Em caso de submersão parcial ou total do veículo, os sistemas elétricos do mesmo são projetados para não oferecem risco de choque elétrico seja pelo contato com o carro ou mesmo energização da água ao redor. Os procedimentos de resgate de vítima e remoção do veículo da água permanecem os mesmo para qualquer carro. Quanto à bateria de tração, em alguns casos a submersão pode causar borbulhamento e produção de gases como hidrogênio, oxigênio e cloro. Por conta disso, o habitáculo do carro precisa ser ventilado a fim de reduzir a produção destes gases e a sua concentração. Uma vez fora da água, não se deve, em hipótese alguma, tentar dar a partida. Assim como num veículo convencional é necessária uma inspeção de todos os sistemas antes a fim de evitar risco de acidentes posteriores.

O derramamento de fluidos é o menor dos riscos apresentado por veículos híbridos e elétricos. No caso dos híbridos, estão presentes os mesmos fluidos encontrados em carros convencionais, inclusive combustível, para os quais os procedimentos padrão de contenção são válidos. No caso dos puramente elétricos, já não estão presentes o combustível e o óleo de motor, por exemplo. As baterias de tração apresentam baixo risco de vazamento e, em caso de ocorrência, procedimentos de contenção de substâncias corrosivas devem ser adotados.

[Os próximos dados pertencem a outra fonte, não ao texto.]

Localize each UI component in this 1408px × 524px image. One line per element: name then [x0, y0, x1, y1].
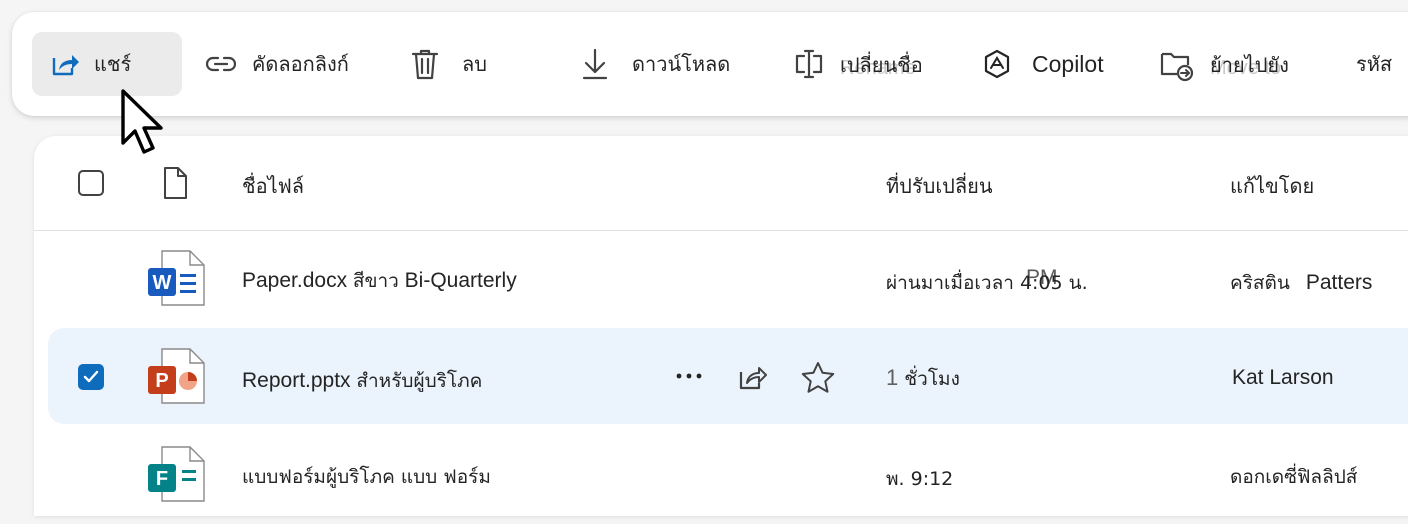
more-options-icon[interactable] — [674, 364, 704, 388]
modified-text: พ. 9:12 — [886, 468, 954, 490]
file-name-part: Report.pptx — [242, 369, 357, 392]
modified-time: 4:05 — [1019, 272, 1063, 294]
copy-link-label: คัดลอกลิงก์ — [252, 52, 349, 76]
rename-button[interactable]: Rename เปลี่ยนชื่อ — [792, 32, 923, 96]
modified-by-name: Kat Larson — [1232, 366, 1334, 389]
share-icon — [52, 55, 79, 76]
move-to-button[interactable]: Move to ย้ายไปยัง — [1158, 32, 1289, 96]
share-row-icon[interactable] — [736, 362, 770, 394]
rename-icon — [795, 49, 823, 79]
file-name-part: แบบฟอร์มผู้บริโภค แบบ ฟอร์ม — [242, 466, 491, 488]
file-name-part: Bi-Quarterly — [398, 269, 517, 292]
table-row[interactable]: W Paper.docx สีขาว Bi-Quarterly ผ่านมาเม… — [34, 232, 1408, 328]
delete-button[interactable]: ลบ — [408, 32, 487, 96]
modified-by-name: ดอกเดซี่ฟิลลิปส์ — [1230, 466, 1358, 488]
checkmark-icon — [83, 370, 99, 383]
favorite-star-icon[interactable] — [800, 360, 836, 394]
share-label: แชร์ — [94, 52, 132, 76]
copilot-label: Copilot — [1032, 50, 1104, 77]
modified-by-part: คริสติน — [1230, 272, 1290, 294]
modified-by: คริสติน Patters — [1230, 268, 1372, 298]
modified-date: 1 ชั่วโมง — [886, 364, 960, 394]
rename-label-group: Rename เปลี่ยนชื่อ — [840, 49, 923, 79]
forms-icon: F — [148, 446, 205, 502]
trash-icon — [411, 49, 439, 80]
modified-text: ผ่านมาเมื่อเวลา — [886, 272, 1020, 294]
modified-date: พ. 9:12 — [886, 464, 953, 494]
delete-label: ลบ — [462, 52, 487, 76]
link-icon — [205, 56, 237, 72]
move-to-label: ย้ายไปยัง — [1210, 53, 1289, 77]
file-name-part: Paper.docx — [242, 269, 353, 292]
code-label: รหัส — [1356, 52, 1393, 76]
file-name[interactable]: Paper.docx สีขาว Bi-Quarterly — [242, 266, 517, 296]
word-doc-icon: W — [148, 250, 205, 306]
share-button[interactable]: แชร์ — [32, 32, 182, 96]
svg-text:P: P — [155, 370, 168, 392]
svg-text:F: F — [156, 468, 168, 490]
folder-move-icon — [1160, 52, 1194, 82]
rename-label: เปลี่ยนชื่อ — [840, 53, 923, 77]
table-row-selected[interactable]: P Report.pptx สำหรับผู้บริโภค 1 ชั่วโมง … — [48, 328, 1408, 424]
svg-text:W: W — [153, 272, 172, 294]
mouse-cursor-icon — [121, 89, 163, 154]
column-header-modified[interactable]: ที่ปรับเปลี่ยน — [886, 170, 993, 202]
column-header-modified-by[interactable]: แก้ไขโดย — [1230, 170, 1314, 202]
powerpoint-icon: P — [148, 348, 205, 404]
file-type-icon[interactable] — [162, 166, 188, 200]
modified-number: 1 — [886, 365, 899, 390]
command-bar: แชร์ คัดลอกลิงก์ ลบ ดาวน์โหลด Rename เปล… — [12, 12, 1408, 116]
file-name[interactable]: Report.pptx สำหรับผู้บริโภค — [242, 366, 482, 396]
file-list: ชื่อไฟล์ ที่ปรับเปลี่ยน แก้ไขโดย W Paper… — [34, 136, 1408, 516]
modified-by-part: Patters — [1305, 271, 1373, 294]
modified-unit: ชั่วโมง — [898, 368, 960, 390]
modified-by: Kat Larson — [1232, 366, 1334, 390]
copilot-button[interactable]: Copilot — [980, 32, 1104, 96]
column-header-name[interactable]: ชื่อไฟล์ — [242, 170, 304, 202]
table-row[interactable]: F แบบฟอร์มผู้บริโภค แบบ ฟอร์ม พ. 9:12 ดอ… — [34, 428, 1408, 524]
move-to-label-group: Move to ย้ายไปยัง — [1210, 49, 1289, 79]
modified-date: ผ่านมาเมื่อเวลา PM 4:05 น. — [886, 266, 1088, 298]
row-checkbox[interactable] — [78, 364, 104, 390]
file-name-part: สีขาว — [352, 270, 399, 292]
download-label: ดาวน์โหลด — [632, 52, 731, 76]
modified-suffix: น. — [1068, 272, 1088, 294]
select-all-checkbox[interactable] — [78, 170, 104, 196]
copilot-icon — [984, 49, 1010, 79]
column-header-row: ชื่อไฟล์ ที่ปรับเปลี่ยน แก้ไขโดย — [34, 136, 1408, 231]
code-button[interactable]: รหัส — [1356, 32, 1392, 96]
download-button[interactable]: ดาวน์โหลด — [578, 32, 730, 96]
file-name-part: สำหรับผู้บริโภค — [356, 370, 483, 392]
copy-link-button[interactable]: คัดลอกลิงก์ — [204, 32, 349, 96]
download-icon — [582, 48, 608, 80]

Acidentes são fatalidades que não deveriam acontecer, mas caso ocorram, para cada situação há uma abordagem e, assim como nas práticas atuais de socorro, se todas as condições de segurança forem satisfeitas e os profissionais envolvidos estiverem devidamente capacitados, as chances de sucesso no resgate de vítimas e preservação da vida são muito grandes, independente do tipo de propulsão que o veículo possui.